Demonstrations will use SAS Cloud Analytic Services (CAS) to take advantage of the in-memory distributed environment. CAS provides a fast and scalable environment to build complex models and analyze big data by using algorithms designed for multithreaded parallel processing. Graphics processing units (GPUs) are leveraged for larger models demonstrated in this session.
SC6 – Data Science Workflows Using R and Spark
Instructor(s): Jim Harner, West Virginia University
R is a flexible, extensible statistical computing environment, but it is limited to single-core execution. Spark is a distributed computing environment that treats R as a first-class programming language. This course introduces data structures in R and their use in functional programming workflows relevant to data science.
The course covers the initial steps in the data science process: extracting data from source systems; transforming data into a tidy form; and loading data into distributed file systems, distributed data warehouses, and NoSQL databases (i.e., ETL).
These R-based workflows are illustrated by using dplyr directly and as a frontend to SQL databases. The sparklyr package with its dplyr interface to Spark is then used for modeling big data using regression and classification supervised learning methods. Unsupervised learning methods, such as clustering and dimension reduction, are also covered.
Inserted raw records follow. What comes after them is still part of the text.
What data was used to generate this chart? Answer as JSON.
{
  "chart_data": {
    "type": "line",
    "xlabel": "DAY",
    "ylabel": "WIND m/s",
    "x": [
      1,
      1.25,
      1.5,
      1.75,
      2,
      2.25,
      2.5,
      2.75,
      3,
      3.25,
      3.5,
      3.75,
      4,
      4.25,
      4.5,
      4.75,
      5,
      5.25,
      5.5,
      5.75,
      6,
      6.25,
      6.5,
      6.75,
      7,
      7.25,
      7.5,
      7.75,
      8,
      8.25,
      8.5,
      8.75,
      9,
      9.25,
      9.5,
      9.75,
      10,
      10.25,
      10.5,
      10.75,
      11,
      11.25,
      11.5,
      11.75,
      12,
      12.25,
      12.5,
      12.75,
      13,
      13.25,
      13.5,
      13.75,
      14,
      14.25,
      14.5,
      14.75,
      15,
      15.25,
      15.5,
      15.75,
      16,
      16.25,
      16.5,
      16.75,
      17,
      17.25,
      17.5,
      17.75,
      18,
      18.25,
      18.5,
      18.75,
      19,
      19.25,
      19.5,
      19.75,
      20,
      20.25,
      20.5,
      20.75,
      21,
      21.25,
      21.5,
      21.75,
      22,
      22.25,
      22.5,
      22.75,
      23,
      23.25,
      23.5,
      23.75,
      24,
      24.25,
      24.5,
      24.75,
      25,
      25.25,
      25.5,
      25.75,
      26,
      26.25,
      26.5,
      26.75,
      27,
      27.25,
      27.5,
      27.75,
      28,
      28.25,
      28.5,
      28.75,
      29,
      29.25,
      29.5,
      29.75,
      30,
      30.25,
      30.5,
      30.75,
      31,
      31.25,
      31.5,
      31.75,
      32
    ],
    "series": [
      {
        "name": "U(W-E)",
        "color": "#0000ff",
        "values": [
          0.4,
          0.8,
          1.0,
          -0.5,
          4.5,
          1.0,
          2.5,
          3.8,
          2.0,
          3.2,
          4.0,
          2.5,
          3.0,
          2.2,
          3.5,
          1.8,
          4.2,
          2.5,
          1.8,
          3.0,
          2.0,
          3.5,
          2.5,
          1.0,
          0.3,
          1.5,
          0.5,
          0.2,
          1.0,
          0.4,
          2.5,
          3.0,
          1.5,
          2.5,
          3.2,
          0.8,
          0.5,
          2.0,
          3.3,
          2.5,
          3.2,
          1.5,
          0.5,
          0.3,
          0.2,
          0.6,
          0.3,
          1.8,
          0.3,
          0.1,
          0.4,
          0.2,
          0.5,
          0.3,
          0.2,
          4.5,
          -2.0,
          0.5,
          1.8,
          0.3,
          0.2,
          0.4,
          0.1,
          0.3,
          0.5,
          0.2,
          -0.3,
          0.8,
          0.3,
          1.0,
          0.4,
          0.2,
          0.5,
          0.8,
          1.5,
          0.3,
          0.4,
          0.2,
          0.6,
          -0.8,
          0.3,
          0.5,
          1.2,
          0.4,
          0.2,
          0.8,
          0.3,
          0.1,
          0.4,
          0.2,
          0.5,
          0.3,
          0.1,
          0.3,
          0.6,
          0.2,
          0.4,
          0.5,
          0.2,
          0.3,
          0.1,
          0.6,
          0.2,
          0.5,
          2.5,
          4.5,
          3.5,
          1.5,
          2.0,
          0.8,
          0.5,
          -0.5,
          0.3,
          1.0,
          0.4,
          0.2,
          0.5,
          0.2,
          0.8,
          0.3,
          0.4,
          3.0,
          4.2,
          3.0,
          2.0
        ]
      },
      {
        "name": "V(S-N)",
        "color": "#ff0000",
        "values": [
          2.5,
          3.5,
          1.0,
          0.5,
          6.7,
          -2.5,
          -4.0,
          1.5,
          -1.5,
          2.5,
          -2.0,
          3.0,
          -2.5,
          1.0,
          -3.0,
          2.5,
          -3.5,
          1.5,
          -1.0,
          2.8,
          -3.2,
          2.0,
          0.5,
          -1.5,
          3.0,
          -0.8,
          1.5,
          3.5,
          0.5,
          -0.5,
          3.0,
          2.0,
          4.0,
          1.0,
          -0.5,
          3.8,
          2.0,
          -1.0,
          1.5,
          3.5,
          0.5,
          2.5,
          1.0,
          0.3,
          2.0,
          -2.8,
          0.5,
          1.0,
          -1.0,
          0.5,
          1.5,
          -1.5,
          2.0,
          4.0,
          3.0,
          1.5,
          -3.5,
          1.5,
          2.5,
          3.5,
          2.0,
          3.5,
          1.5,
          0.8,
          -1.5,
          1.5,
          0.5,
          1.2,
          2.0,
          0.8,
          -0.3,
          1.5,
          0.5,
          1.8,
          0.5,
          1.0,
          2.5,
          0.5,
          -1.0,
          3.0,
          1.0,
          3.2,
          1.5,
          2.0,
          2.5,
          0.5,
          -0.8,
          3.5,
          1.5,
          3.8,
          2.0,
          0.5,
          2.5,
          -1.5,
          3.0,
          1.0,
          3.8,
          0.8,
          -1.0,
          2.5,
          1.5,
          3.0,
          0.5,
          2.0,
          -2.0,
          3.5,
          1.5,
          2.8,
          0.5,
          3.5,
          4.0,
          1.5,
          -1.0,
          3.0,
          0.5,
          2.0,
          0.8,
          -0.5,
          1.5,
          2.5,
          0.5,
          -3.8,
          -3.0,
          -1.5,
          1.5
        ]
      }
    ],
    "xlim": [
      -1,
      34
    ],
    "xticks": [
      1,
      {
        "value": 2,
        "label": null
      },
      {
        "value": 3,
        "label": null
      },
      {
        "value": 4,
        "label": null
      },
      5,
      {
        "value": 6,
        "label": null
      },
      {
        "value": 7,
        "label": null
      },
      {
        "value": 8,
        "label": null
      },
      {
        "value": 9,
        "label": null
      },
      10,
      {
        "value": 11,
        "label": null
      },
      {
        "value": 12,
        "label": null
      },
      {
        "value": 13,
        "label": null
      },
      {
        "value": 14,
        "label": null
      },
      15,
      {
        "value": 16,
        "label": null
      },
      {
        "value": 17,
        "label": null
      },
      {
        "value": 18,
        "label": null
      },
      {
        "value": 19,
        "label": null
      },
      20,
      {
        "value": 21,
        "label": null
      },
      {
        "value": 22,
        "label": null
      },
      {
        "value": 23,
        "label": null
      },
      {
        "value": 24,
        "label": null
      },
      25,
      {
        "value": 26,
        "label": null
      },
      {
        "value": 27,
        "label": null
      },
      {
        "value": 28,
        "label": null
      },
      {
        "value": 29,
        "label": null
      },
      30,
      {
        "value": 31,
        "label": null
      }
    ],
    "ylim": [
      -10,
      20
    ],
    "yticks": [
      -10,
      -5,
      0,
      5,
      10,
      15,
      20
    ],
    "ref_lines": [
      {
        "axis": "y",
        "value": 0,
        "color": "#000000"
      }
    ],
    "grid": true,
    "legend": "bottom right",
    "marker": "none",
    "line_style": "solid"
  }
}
Finally, methods for analyzing streaming data are presented.
Student accounts are provided to allow attendees to interactively run the R Markdown content in Amazon’s cloud (AWS). The computing infrastructure and content is containerized, which allows the complete course environment to be downloaded and run on Docker-supported laptops.
June 4, 3:00 p.m. – 5:00 p.m.
SC7 – Visualizing Big Data
Instructor(s): Leland Wilkinson, H2O.ai and University of Illinois at Chicago
Big data sets (many rows, many columns, many items, ...) present special problems for visualization. Even when trying to plot simple rectangular data sets, we encounter complexity (many functions are polynomial or exponential in rows or columns), the curse of dimensionality (distances approach a constant as dimensionality heads toward infinity), choke points (data bus or network bandwidth), and limited display resolution (even with megapixel displays). This workshop covers recent strategies that exploit aggregation and projection to reduce data sets to manageable proportions. It also covers graphic representations most suitable for exploring multivariate data.